Kitabın oluşum hikayesini ve detaylarını Barış Acar’a sordum. O da içtenlikle yanıtladı.

'Bir muz bazen sadece bir muzdur!' - Resim : 1

Livera Yayınlarından çıkan bu kitabın derleyiciliği ve aynı zamanda editörlüğünü üstleniyorsunuz. Yayına hazırlama fikri nasıl oluştu? Yazarları ya da yazıları seçerken bir kriteriniz var mıydı?

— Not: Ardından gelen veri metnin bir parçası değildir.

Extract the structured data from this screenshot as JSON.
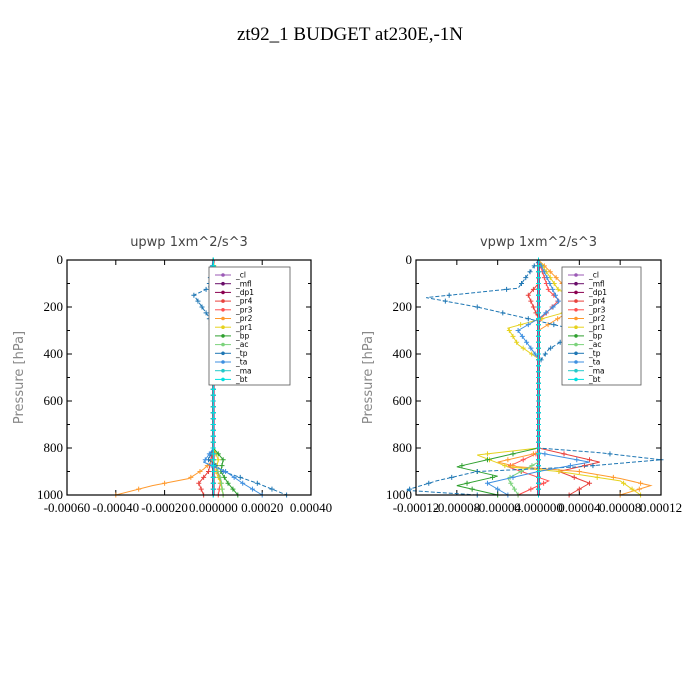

Öncelikle Livera yayıneviyle bir çağdaş sanat kuramı dizisine başladık. Onun müjdesini vererek söz alayım. Bu dizide Türkiye sanat dünyasında sıklıkla göz ardı edilmesine karşın “aslında çevrilmediği halde belirleyici olan” kimi yapıtlar vardır; onlara odaklanacağız. Ağır ama bir o kadar doyurucu bir dizi olacak diyerek henüz duyurusu yapılmamış diziye dair fazla “spoiler” vermeden soruna geçeyim.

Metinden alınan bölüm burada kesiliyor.